The fastest I’ve ever driven is about 115, on I-80 east of Reno, ganged up with four other drivers, and we did at least 105 all the way to Winnemucca. The fastest I’ve ever ridden in a car is about 150, in my buddy’s air-cooled 911, on Square Barn Road, which in those days was desolate and a popular place to go fast. Danny Bonaduce used to do so in the Viper he got when he worked for AM1000 in Chicago.

DaJarBot
DaJarBot
8 months ago

That was my thought, if the Corvette was a manual it would the easier choice. I’d trust someone who has maintained and kept a car from 1997 more than a 10 year old Challenger.

At the end of the day, if you are dropping 20k on a fun toy why limit the fun with a 90’s automatic.

Patrick Szczypinski
Patrick Szczypinski
8 months ago

Square Barn, if it’s the same one, is thoroughly suburban but still popular for fast driving. I watched someone in a two door Caddy CTS blast by some other non-descript sedan doing what had to be near 80. Dangerous as hell.

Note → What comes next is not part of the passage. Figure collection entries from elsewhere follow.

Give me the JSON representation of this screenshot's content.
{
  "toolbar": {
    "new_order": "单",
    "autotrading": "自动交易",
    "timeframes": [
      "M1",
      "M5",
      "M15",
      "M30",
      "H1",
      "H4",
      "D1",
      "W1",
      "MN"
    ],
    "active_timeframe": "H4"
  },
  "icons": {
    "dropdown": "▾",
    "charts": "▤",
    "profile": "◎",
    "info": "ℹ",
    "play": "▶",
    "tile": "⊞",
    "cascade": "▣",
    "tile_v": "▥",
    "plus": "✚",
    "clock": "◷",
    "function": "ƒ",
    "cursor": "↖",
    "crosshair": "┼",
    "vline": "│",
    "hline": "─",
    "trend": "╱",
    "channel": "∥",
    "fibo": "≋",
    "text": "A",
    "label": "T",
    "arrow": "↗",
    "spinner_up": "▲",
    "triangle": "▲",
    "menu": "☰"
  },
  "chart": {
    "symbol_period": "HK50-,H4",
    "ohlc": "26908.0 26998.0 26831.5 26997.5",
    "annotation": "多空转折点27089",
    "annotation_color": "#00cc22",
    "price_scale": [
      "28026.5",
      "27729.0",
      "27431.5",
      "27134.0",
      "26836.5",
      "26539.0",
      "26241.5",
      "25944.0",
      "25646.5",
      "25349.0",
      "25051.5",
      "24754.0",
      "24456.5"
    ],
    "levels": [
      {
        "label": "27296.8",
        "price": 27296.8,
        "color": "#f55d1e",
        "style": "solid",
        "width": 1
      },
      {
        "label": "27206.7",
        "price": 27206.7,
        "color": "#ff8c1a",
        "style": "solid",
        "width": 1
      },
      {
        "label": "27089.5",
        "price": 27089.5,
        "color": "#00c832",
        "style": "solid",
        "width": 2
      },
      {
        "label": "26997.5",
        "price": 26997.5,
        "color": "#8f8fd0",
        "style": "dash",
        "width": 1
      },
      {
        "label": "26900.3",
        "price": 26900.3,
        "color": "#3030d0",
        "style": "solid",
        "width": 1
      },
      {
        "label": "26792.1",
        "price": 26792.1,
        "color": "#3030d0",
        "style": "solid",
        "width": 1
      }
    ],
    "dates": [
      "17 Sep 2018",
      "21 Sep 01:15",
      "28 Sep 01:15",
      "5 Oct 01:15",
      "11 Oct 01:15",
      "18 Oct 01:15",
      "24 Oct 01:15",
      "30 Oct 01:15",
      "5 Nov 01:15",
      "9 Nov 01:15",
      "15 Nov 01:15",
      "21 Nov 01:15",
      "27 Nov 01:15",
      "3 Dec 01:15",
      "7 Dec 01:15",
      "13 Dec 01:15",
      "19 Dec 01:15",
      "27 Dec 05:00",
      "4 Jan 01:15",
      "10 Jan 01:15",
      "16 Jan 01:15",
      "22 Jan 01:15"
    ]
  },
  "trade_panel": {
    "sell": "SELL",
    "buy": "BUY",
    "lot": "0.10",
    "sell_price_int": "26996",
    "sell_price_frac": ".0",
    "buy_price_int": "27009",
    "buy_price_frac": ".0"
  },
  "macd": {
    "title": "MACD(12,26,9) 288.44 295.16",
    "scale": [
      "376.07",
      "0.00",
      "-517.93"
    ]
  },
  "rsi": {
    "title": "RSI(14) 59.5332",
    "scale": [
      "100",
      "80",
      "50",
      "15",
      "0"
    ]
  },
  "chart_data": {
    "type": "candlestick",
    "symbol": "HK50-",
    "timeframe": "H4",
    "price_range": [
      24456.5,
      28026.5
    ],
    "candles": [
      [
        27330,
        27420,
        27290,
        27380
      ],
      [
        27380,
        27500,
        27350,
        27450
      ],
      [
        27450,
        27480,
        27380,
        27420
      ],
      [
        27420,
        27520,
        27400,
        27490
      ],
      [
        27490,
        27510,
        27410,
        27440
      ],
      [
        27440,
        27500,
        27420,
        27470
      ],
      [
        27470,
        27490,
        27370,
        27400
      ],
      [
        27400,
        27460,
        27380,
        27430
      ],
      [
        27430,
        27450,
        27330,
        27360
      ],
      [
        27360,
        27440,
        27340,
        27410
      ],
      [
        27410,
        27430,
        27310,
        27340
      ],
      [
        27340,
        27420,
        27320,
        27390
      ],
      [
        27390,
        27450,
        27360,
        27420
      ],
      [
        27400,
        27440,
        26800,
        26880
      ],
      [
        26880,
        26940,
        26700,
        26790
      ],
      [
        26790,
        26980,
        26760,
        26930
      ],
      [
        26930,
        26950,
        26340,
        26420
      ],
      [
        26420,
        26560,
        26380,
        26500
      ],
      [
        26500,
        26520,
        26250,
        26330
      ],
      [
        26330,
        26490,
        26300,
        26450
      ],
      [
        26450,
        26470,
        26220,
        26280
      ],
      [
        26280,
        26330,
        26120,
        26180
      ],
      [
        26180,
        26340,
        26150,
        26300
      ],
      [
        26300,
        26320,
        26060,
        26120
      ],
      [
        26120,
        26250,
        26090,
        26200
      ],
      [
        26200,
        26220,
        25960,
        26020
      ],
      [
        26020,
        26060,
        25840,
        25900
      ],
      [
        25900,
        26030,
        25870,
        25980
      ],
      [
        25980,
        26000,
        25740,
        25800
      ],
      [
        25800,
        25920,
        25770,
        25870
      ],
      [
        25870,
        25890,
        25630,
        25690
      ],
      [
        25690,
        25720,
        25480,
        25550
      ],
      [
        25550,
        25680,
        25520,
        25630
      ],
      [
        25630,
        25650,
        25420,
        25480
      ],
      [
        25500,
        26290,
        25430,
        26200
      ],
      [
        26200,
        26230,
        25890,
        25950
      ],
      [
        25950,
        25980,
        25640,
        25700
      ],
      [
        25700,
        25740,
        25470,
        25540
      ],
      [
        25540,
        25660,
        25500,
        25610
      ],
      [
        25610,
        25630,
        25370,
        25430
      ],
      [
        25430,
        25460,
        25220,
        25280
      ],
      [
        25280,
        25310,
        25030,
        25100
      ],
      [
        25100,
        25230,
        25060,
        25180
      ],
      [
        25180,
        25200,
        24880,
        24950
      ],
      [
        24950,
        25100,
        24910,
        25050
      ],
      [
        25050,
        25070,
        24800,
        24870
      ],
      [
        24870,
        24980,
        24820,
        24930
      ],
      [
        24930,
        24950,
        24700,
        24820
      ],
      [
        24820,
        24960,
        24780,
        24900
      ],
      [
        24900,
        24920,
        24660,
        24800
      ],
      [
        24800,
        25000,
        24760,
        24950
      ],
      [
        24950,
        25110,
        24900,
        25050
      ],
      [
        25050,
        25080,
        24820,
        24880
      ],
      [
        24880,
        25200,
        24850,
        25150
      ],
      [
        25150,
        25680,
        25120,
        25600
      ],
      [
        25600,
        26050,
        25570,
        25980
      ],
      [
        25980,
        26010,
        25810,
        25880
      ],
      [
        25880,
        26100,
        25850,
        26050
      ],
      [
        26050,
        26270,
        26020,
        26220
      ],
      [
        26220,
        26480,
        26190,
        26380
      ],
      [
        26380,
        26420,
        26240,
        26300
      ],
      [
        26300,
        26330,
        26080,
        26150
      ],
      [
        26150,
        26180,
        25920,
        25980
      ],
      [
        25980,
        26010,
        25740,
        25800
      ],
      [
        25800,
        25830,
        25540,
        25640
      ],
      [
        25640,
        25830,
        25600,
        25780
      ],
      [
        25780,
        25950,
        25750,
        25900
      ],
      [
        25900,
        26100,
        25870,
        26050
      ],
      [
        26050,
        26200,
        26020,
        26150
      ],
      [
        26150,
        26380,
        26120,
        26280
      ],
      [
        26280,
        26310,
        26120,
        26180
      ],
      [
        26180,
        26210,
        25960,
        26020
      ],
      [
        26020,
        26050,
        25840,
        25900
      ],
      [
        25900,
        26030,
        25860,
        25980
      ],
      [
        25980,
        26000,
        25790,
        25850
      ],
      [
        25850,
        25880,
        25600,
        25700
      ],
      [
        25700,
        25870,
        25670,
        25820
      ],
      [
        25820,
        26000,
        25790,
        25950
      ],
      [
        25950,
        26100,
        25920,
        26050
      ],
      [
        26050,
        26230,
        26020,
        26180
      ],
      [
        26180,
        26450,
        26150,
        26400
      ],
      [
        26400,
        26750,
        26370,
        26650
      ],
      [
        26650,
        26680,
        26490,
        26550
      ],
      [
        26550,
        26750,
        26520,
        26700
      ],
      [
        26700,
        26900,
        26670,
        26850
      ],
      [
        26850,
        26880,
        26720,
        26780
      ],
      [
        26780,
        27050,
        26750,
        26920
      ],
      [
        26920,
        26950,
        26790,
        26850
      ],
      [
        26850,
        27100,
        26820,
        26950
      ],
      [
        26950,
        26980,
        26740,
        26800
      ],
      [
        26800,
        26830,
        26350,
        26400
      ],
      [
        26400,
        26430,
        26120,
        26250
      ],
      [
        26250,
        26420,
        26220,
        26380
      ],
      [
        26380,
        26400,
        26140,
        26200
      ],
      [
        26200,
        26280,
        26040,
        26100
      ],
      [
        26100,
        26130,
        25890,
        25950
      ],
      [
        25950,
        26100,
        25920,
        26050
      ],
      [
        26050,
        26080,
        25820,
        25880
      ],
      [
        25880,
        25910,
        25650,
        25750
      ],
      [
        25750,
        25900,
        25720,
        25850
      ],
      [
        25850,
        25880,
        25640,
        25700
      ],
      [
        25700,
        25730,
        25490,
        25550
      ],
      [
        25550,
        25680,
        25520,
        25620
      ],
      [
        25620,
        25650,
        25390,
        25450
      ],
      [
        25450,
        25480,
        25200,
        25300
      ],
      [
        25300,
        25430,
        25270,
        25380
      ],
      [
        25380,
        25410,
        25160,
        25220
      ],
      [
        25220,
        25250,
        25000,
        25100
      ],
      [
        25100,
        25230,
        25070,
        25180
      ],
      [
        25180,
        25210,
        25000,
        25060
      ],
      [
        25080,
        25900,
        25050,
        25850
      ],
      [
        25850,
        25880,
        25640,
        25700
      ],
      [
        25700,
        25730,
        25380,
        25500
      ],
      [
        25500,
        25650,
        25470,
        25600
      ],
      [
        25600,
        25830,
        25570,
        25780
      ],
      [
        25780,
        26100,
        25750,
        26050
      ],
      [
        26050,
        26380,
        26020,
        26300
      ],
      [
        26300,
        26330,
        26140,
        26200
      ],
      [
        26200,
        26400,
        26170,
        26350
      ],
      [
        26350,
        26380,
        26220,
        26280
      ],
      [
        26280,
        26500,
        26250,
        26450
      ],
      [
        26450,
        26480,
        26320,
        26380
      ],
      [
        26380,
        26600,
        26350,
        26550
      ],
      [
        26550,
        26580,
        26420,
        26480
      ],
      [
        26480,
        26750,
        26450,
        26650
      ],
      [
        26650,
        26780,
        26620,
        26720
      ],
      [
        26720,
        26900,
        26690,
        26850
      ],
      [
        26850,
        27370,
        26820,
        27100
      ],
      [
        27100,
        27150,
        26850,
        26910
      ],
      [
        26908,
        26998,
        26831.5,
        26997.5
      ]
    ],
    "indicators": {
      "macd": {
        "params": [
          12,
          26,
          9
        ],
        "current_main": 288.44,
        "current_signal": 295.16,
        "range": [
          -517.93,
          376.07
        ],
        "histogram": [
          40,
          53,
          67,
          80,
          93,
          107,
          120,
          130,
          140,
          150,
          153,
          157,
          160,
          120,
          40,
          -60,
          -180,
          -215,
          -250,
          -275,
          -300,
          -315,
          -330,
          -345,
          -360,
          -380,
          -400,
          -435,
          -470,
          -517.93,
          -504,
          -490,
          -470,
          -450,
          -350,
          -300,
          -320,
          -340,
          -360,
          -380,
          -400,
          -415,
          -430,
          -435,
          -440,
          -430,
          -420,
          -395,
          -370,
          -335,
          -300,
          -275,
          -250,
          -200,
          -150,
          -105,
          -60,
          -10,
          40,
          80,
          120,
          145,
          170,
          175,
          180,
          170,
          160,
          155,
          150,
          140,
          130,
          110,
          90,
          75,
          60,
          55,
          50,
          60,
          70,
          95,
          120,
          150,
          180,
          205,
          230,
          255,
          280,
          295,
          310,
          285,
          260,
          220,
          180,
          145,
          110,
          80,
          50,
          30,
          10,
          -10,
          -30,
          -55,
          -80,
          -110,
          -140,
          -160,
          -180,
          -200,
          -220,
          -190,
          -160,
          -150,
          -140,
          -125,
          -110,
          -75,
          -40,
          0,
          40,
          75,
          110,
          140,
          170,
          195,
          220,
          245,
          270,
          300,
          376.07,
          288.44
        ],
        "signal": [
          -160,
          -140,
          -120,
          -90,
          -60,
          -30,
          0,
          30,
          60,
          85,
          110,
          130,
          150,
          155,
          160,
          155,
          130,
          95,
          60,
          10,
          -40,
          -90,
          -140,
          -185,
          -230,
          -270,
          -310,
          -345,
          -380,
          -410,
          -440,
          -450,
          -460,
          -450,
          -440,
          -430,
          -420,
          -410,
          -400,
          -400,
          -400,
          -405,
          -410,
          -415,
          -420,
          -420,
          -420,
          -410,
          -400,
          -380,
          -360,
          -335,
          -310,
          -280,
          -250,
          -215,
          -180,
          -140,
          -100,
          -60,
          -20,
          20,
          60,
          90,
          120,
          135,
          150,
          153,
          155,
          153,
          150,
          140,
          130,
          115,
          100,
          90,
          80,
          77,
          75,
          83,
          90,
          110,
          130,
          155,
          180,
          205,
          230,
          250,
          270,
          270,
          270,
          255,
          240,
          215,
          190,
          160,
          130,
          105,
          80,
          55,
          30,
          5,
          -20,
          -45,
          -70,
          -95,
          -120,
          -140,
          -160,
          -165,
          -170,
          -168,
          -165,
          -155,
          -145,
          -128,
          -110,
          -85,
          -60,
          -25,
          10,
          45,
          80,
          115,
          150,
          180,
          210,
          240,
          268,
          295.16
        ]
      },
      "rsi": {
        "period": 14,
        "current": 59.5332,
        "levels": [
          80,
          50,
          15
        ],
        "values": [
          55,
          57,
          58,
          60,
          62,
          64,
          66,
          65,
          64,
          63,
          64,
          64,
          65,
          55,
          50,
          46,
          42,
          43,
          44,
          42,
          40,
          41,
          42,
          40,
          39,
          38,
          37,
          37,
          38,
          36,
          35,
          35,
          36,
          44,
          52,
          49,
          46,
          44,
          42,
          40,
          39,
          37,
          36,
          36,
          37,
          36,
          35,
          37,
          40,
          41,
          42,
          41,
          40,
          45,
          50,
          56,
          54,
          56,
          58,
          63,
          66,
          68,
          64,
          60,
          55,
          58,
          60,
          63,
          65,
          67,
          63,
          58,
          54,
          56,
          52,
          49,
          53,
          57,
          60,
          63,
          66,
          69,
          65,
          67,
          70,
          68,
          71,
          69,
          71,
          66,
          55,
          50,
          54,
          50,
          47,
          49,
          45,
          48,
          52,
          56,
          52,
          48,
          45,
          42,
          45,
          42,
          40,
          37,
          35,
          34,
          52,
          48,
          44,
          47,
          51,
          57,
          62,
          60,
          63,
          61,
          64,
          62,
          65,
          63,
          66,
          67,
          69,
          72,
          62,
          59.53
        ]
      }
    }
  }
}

Though 150 in a 911 would have been wild… You gotta get out west near Seeman or Union Road to do anything like that out here anymore.

Michael Beranek
Michael Beranek
8 months ago

Seeman, Union, and Hemmingsen make a half decent road course.

Patrick Szczypinski
Patrick Szczypinski
8 months ago

Ha! Indeed, that’s my usual “responsibly have fun in the 944” loop when staying local.

Michael Beranek
Michael Beranek
8 months ago

Enjoy it while it lasts, will be subdivided soon.

StillNotATony
StillNotATony
8 months ago

Challenger for me!

The fastest I ever drove was in my 1960 Chevy El Camino.

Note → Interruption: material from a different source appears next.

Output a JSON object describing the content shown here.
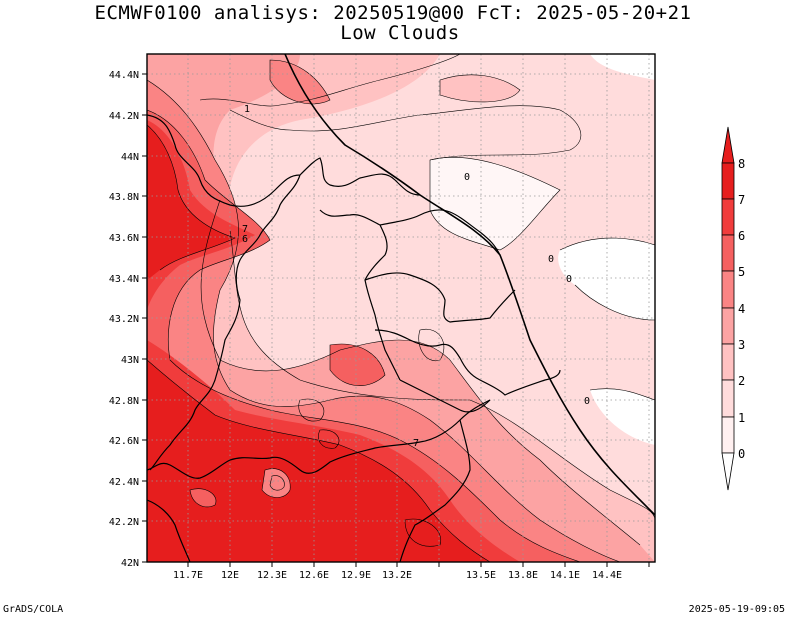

My best bud, Tim, and I went out to see how fast it would go. It wallowed and hopped on the deserted road we tried, so on the way back into town on wide, flat South Grandview Avenue in Odessa, TX, I decided to open her up.

I told Tim “Watch for cops. I’m gonna stand on it.”

And I did.

We were approaching an intersection, but still a ways away, and the light turned yellow. There was NO chance of the 4 wheel drums bringing us to a halt, so I just put that pedal to the metal.

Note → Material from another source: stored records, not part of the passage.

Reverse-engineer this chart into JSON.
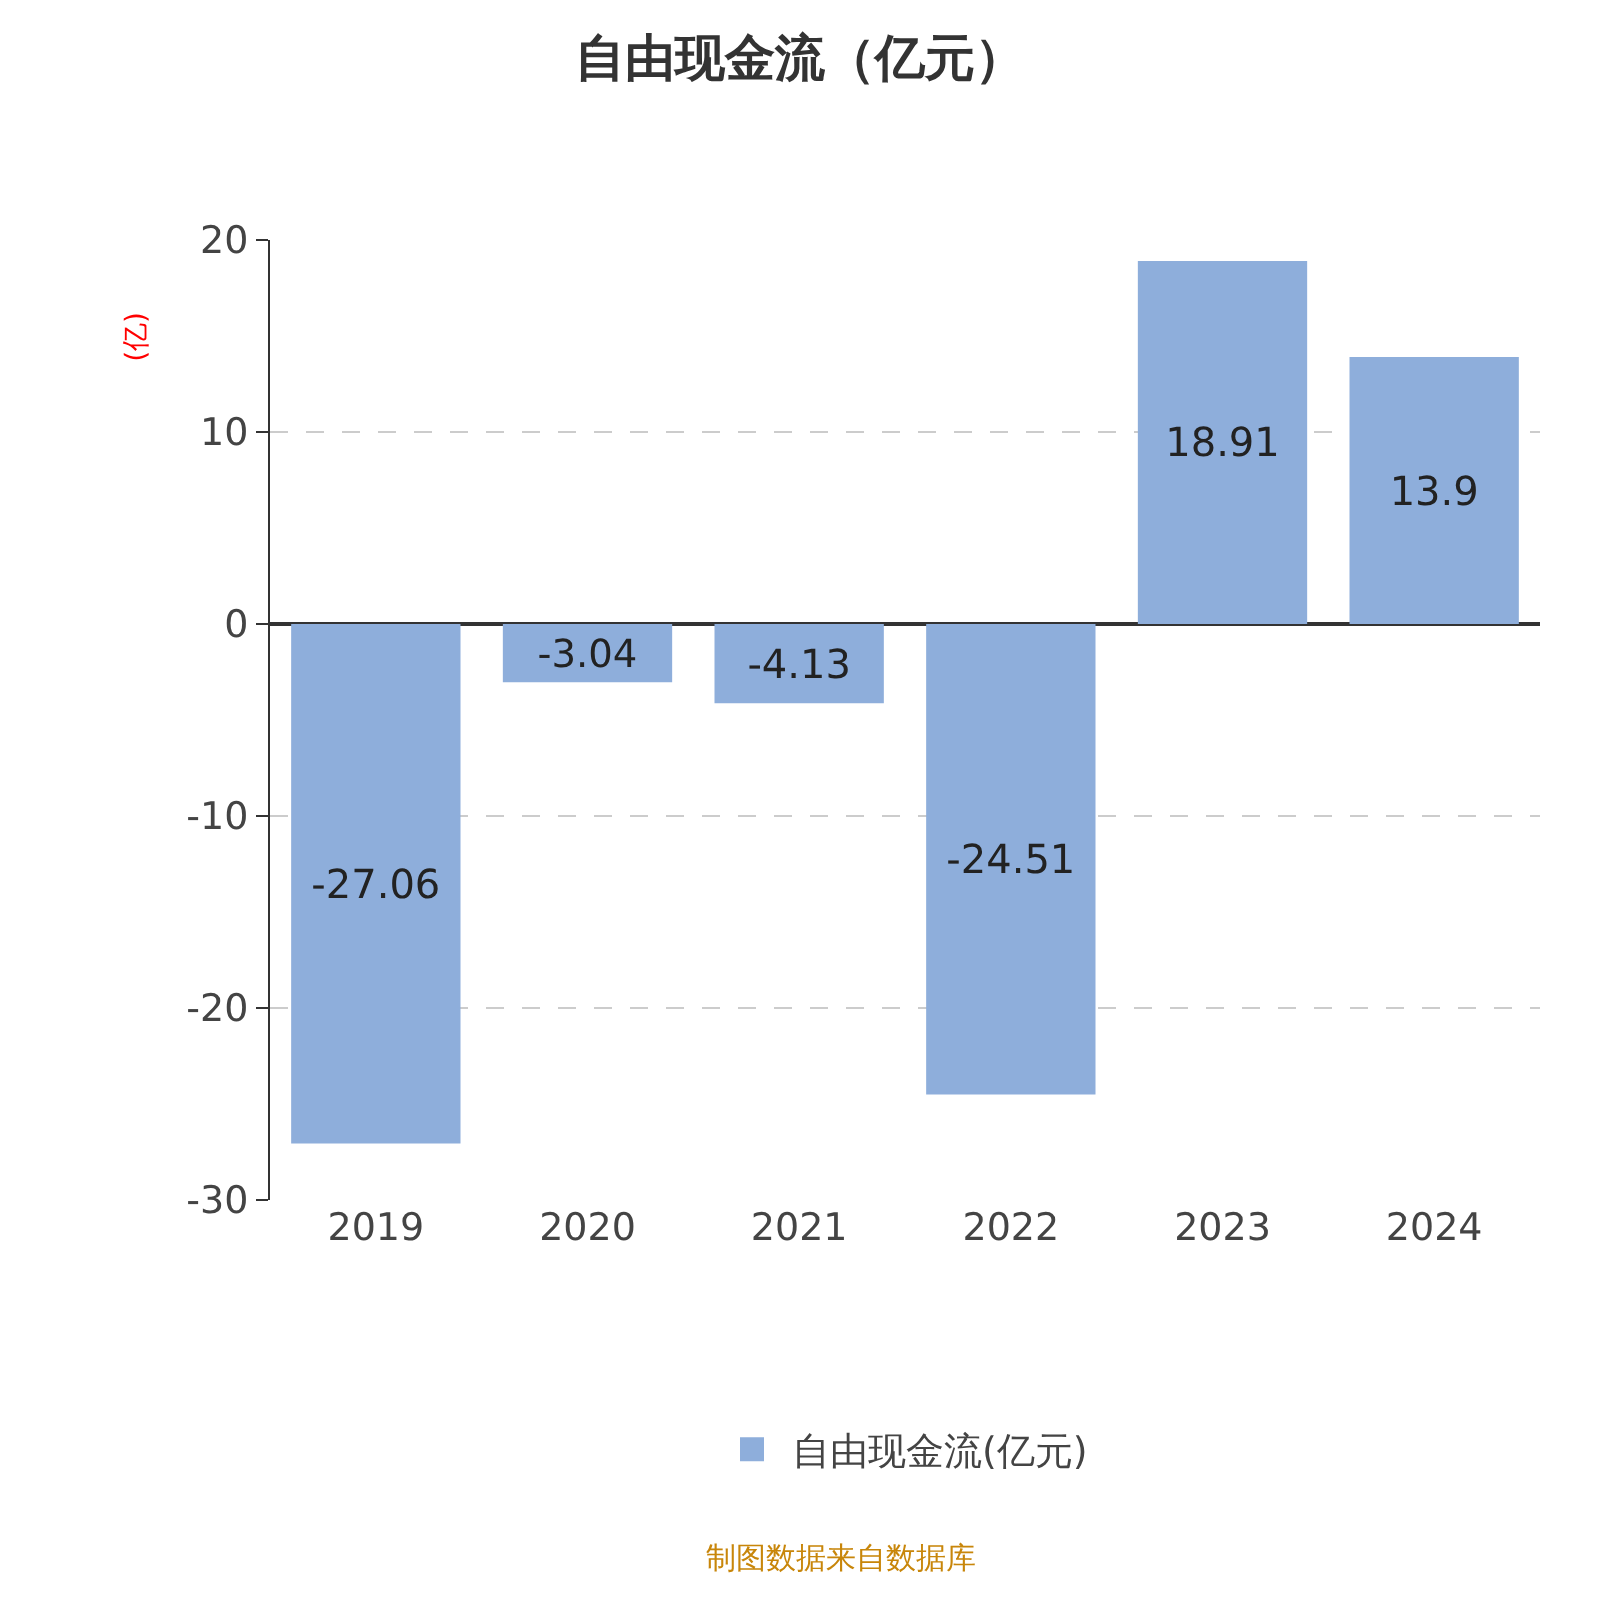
{
  "chart_data": {
    "type": "bar",
    "title": "自由现金流（亿元）",
    "ylabel": "(亿)",
    "categories": [
      "2019",
      "2020",
      "2021",
      "2022",
      "2023",
      "2024"
    ],
    "series": [
      {
        "name": "自由现金流(亿元)",
        "color": "#8eaedb",
        "values": [
          -27.06,
          -3.04,
          -4.13,
          -24.51,
          18.91,
          13.9
        ]
      }
    ],
    "ylim": [
      -30,
      20
    ],
    "yticks": [
      -30,
      -20,
      -10,
      0,
      10,
      20
    ],
    "grid": "y",
    "legend": "bottom",
    "data_labels": true,
    "annotations": [
      "制图数据来自数据库"
    ]
  }
}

The light turned red, and I glanced at the speedo. It indicated 114mph as we blasted through.

I said to Tim “Oh thank God there’s no cops!”

He replied “There’s a cop.” And pointed at the police cruiser parked in the 7/11 parking lot.

He didn’t come after us. I’m not even sure he was in the car when we flew by. But out of sheer paranoia, we immediately took my car to a friend’s house and stashed it for the rest of the day.

I don’t have the ElCo anymore, but I’m still friends with Tim. It’s been about 35 years since that incident…

My how time flies.

Stig's Cousin
Stig's Cousin
8 months ago

Corvette wins for me. I am not interested in this particular Corvette (I want a manual and one that is cheaper/not as nice), but C5s are an incredible deal. They still look nice and offer modern power, reliability, and handling. I’m not sure you can find a better sports car for the money than a C5.

I also have zero interest in a Challenger. They always seem to be modified to be as loud as possible. They also seem to be driven almost exclusively by aggressive, rude jerks. I liked the Challenger when they came out, but years of seeing these things driven by dickheads has given me an exceptionally negative view of this car. I don’t want one at any price. I would prefer they did not exist at all.